The final step in the 386 evolution line was the 80386EX, released in 1994. While the 386EX is out of era since by that time 486s were affordable, the original P5 Pentium had already been released, and Intel had formally entered the PC/AT compatible Chipset business, it is still an interesing chip. The 80386EX is somewhat similar to the 80386SL as it had a lot of integrated stuff SoC style, but instead of notebooks, it targetted the embedded market. The 386EX had a 386SX CPU/MMU Core plus the addition of the 386SL SMM, with an external 16 Bits Data Bus and 26 Bits Address Bus (64 MiB Physical Address Space). However, compared to the 386SL, it doesn't have an integrated Memory Controller, Cache Controller or ISA Controller, instead, it integrates the functionality of some PC/AT support chips like those found in the 82360SL IOS. Basically, the 80386EX had an integrated Southbridge, with the Northbridge being made out of discrete chips, exactly the opposite thing than the 80386SL (Not counting its companion Southbridge). Compared to the previous chip that Intel designed to target the embedded market, the 80376, the 80386EX was quite successful.
While the 386EX had some PC/AT compatible peripherals, they don't seem to be as compatible as those of the 82360SL IOS. The RTC seems to be completely missing, so it needs a discrete one. There is a single 8254 PIT, which seems to be standard. It has two 8259A PICs that are internally cascaded, but it only exposes 10 external interrupts, with 8 being internal. This means that if trying to make a PC/AT compatible computer with ISA Slots, one Interrupt Pin would remain unconnected, since an ISA Slot exposes 11 Interrupt Lines. Finally, the DMAC is supposed to be 8237A compatible but only has 2 channels, which also means unconnected Pins on the ISA Slots. Moreover, implementing the ISA Bus would require external glue chips since the 386EX exposes its Local Bus, not a proper ISA Bus like the 386SL. It seems that it was possible to make a somewhat PC/AT compatible computer out of an 386EX, giving that some embedded computer manufacturers are selling it as such, but not fully compatible in a strict sense. As such, I find the 386SL much more representative of predicting where Intel would be going...

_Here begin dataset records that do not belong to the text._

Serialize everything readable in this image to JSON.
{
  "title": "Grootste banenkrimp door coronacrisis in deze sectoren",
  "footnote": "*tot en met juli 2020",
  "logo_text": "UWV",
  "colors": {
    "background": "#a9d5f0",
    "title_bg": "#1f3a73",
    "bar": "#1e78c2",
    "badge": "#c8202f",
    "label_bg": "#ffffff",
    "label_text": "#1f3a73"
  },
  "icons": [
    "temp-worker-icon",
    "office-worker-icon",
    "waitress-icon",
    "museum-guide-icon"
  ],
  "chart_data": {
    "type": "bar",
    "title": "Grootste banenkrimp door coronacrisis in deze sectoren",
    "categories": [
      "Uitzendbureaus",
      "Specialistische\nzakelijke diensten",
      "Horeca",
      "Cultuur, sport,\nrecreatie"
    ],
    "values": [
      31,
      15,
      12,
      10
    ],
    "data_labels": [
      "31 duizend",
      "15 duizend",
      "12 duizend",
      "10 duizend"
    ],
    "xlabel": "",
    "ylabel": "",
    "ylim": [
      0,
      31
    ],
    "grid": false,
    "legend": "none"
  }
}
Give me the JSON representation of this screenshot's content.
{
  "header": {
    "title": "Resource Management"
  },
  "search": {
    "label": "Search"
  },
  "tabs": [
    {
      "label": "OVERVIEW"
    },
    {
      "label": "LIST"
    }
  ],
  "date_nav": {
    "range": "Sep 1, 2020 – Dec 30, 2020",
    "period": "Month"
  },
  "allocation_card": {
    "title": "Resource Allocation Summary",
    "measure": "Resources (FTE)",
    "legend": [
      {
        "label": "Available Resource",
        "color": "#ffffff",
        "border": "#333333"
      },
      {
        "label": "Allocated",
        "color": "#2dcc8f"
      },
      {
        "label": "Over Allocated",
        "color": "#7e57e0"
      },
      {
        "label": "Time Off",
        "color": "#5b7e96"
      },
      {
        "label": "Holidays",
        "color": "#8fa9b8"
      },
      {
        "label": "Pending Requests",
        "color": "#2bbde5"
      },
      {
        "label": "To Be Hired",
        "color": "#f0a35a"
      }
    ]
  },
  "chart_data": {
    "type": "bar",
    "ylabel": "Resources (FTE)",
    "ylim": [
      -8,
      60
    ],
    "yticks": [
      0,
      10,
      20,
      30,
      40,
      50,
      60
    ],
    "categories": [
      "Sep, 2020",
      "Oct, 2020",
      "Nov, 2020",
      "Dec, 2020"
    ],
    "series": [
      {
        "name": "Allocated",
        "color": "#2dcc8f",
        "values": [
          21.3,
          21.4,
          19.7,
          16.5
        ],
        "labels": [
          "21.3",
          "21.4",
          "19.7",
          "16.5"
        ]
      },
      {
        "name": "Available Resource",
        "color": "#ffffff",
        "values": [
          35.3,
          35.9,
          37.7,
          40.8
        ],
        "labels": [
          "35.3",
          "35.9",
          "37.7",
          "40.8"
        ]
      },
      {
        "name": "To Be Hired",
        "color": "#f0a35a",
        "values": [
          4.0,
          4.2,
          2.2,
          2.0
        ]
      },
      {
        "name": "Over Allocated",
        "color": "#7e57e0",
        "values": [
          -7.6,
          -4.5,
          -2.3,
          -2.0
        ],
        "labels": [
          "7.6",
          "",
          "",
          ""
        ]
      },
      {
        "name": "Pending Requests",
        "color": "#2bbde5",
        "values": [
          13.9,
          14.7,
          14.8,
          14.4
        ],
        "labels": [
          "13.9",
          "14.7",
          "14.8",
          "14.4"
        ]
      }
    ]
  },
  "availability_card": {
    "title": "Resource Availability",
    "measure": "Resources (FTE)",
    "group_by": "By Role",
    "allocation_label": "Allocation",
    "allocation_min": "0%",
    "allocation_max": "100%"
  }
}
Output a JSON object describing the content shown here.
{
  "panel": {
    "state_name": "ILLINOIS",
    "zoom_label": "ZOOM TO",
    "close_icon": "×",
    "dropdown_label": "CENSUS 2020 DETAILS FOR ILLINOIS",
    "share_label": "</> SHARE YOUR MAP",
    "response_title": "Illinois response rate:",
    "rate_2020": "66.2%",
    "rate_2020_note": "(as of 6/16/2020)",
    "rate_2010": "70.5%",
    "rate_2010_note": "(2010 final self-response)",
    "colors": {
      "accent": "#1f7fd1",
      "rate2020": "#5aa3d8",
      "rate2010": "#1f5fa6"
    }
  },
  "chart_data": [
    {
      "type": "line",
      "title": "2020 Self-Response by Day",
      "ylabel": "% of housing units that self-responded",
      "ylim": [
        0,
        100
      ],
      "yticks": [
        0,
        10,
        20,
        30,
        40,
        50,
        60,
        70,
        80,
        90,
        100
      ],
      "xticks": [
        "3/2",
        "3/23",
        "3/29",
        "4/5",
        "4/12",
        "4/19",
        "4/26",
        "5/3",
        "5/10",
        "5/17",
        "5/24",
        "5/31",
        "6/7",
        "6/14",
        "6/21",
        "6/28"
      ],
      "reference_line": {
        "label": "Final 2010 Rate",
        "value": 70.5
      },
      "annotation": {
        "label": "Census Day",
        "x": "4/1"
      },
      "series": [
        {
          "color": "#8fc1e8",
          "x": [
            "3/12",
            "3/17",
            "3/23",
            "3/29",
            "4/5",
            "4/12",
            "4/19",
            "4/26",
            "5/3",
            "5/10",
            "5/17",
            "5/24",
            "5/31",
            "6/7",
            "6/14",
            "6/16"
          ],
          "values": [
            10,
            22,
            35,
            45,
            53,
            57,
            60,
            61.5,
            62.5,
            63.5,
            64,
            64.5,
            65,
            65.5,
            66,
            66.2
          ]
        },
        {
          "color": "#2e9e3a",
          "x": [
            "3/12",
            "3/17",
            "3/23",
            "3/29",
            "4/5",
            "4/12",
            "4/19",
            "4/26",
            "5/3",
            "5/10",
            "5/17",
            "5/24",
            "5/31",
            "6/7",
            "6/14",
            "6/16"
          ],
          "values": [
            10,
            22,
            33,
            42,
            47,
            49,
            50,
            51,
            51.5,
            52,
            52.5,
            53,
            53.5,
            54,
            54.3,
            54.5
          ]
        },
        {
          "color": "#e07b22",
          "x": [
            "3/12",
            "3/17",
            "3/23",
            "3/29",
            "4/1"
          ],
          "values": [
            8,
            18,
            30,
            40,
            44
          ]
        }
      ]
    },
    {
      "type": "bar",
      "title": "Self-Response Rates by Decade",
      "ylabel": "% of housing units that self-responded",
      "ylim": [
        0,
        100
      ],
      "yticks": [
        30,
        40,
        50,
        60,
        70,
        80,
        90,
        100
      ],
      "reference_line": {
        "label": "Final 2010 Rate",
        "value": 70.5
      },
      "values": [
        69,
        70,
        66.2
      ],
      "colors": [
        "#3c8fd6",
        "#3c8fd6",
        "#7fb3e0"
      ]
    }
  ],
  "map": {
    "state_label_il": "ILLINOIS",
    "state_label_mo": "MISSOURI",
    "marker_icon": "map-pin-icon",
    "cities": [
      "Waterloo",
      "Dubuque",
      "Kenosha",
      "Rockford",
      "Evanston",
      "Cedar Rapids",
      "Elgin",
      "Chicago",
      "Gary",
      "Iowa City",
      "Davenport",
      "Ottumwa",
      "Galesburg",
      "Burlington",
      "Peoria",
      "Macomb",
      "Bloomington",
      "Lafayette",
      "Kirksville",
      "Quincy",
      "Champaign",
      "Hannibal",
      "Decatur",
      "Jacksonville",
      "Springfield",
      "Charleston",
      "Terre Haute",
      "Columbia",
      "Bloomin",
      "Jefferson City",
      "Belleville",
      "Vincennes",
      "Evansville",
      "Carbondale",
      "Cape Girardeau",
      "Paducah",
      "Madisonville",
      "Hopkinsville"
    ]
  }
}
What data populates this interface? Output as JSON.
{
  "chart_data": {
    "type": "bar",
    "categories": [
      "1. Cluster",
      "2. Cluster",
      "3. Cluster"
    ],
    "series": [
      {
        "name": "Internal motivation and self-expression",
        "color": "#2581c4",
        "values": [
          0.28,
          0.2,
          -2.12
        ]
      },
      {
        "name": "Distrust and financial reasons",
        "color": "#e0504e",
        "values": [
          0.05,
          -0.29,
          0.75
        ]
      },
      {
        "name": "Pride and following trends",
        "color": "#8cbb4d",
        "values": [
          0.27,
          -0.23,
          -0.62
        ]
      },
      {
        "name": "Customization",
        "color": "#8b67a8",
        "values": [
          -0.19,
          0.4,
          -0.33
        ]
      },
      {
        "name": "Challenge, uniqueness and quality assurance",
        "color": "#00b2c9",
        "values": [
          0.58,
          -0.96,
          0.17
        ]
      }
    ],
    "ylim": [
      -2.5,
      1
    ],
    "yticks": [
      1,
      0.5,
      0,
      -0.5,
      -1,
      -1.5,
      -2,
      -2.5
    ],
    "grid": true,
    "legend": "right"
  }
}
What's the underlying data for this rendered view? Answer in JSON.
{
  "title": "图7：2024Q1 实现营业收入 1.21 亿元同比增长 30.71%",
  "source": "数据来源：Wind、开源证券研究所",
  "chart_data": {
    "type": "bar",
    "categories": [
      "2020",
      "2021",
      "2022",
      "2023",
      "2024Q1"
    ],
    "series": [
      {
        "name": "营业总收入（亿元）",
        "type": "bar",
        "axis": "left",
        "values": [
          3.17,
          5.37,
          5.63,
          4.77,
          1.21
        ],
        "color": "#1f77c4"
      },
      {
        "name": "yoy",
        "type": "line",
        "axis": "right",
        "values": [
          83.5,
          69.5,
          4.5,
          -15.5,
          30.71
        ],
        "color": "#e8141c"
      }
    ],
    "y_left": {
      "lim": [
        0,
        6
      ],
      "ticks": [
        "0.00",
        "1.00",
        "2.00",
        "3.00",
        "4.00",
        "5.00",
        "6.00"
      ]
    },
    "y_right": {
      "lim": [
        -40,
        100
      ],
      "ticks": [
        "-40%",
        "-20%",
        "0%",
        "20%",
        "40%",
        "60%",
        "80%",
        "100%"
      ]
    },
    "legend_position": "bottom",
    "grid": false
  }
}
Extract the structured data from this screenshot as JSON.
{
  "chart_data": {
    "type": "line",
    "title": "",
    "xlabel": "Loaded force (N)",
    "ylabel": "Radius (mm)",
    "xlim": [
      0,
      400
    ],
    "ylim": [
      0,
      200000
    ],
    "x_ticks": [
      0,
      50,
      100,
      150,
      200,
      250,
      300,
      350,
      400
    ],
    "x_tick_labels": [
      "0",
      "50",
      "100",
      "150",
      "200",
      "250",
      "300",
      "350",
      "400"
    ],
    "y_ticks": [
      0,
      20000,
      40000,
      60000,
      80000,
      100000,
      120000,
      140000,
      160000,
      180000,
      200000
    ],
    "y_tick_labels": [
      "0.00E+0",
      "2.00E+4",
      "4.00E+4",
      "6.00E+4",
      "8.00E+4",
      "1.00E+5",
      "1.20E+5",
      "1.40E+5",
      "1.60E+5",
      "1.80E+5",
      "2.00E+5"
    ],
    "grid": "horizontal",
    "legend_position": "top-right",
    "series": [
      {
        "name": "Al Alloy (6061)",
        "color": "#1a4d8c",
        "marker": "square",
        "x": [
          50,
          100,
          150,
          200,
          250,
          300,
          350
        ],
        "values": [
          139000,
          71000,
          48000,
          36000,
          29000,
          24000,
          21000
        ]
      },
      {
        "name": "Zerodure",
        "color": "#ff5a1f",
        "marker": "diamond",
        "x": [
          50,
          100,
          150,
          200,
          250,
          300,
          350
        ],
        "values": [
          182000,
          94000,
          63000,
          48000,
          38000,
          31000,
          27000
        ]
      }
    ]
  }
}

There are two almost unhear variants of the 386 that aren't really important to mention but I want to do so to satisfy curious minds. The first is the 80386CX, which seems to be mostly an embedded version of the 80386SX with minor changes. The second is the 80386BX, which is a SoC similar to the 386EX but with a totally different set of integrated peripherals that aimed to cover the needs of early PDAs (The Smartphones of late 90's) with stuff like an integrated LCD Controller.